Open up timing.v and replace it with the following.

``````module timing (
input clk,
input [7:0] a,
input [7:0] b,
output [31:0] c
);

reg [7:0] a_d, a_q, b_d, b_q;
reg [31:0] c_d, c_q;

reg [15:0] temp1_d, temp1_q;
reg [15:0] temp2_d, temp2_q;

assign c = c_q;

always @(*) begin
a_d = a;
b_d = b;
temp1_d = (a_q * a_q) * (a_q * a_q);
temp2_d = (b_q * b_q) * (b_q * b_q);
c_d =  temp1_q * temp2_q;
end

always @(posedge clk) begin
a_q <= a_d;
b_q <= b_d;
c_q <= c_d;
temp1_q <= temp1_d;
temp2_q <= temp2_d;
end

endmodule
``````

Now, the fourth power of a and b are computed in one clock cycle and in the next clock cycle those results are then multiplied to create the final result.

If you save the file and rebuild the project, you will notice that timing is now satisfied.

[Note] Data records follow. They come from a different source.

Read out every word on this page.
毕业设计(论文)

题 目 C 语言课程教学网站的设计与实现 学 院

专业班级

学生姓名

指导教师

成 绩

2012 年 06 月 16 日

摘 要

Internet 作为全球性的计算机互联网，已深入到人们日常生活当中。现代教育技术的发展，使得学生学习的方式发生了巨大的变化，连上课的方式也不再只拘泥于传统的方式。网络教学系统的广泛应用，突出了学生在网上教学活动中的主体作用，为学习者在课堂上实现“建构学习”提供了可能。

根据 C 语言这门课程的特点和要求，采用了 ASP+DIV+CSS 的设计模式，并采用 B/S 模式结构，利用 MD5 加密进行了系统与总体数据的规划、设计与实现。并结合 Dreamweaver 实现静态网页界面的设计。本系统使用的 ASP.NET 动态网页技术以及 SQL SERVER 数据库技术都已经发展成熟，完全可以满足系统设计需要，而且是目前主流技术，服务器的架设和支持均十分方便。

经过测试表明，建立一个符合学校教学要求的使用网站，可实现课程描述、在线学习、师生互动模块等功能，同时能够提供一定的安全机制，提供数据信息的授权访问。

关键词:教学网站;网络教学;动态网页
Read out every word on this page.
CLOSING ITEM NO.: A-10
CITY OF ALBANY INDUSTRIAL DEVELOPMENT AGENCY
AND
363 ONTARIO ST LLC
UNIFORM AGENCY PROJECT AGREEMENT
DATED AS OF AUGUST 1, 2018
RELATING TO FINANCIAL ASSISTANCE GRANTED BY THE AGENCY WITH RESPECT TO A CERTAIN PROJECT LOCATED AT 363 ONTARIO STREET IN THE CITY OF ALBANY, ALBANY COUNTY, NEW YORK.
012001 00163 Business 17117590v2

One important note with pipelining is that we only increase the latency of our result. We are not decreasing the throughput. That means that we can feed in a new set of numbers to be multiplied every clock cycle, but that their results won't show up at c until two clock cycles later. If we just decreased the clock speed to meet timing, we would be increasing latency and decreasing throughput.

### Conclusion

It is very important to be thinking of what clock speed you will want your design to run at when you are writing your code. You will get a feel for when something will take too long to complete in one clock cycle with experience. One of the reasons the Mojo has a 50MHz clock is because 50MHz is fairly slow. That means that unless you decided to do a ton of multiplication or some other complex logic, you probably won't run into timing issues. However, you can synthesize faster clocks inside the FPGA and if you start clocking the Mojo at, say 150MHz, timing can become a real concern.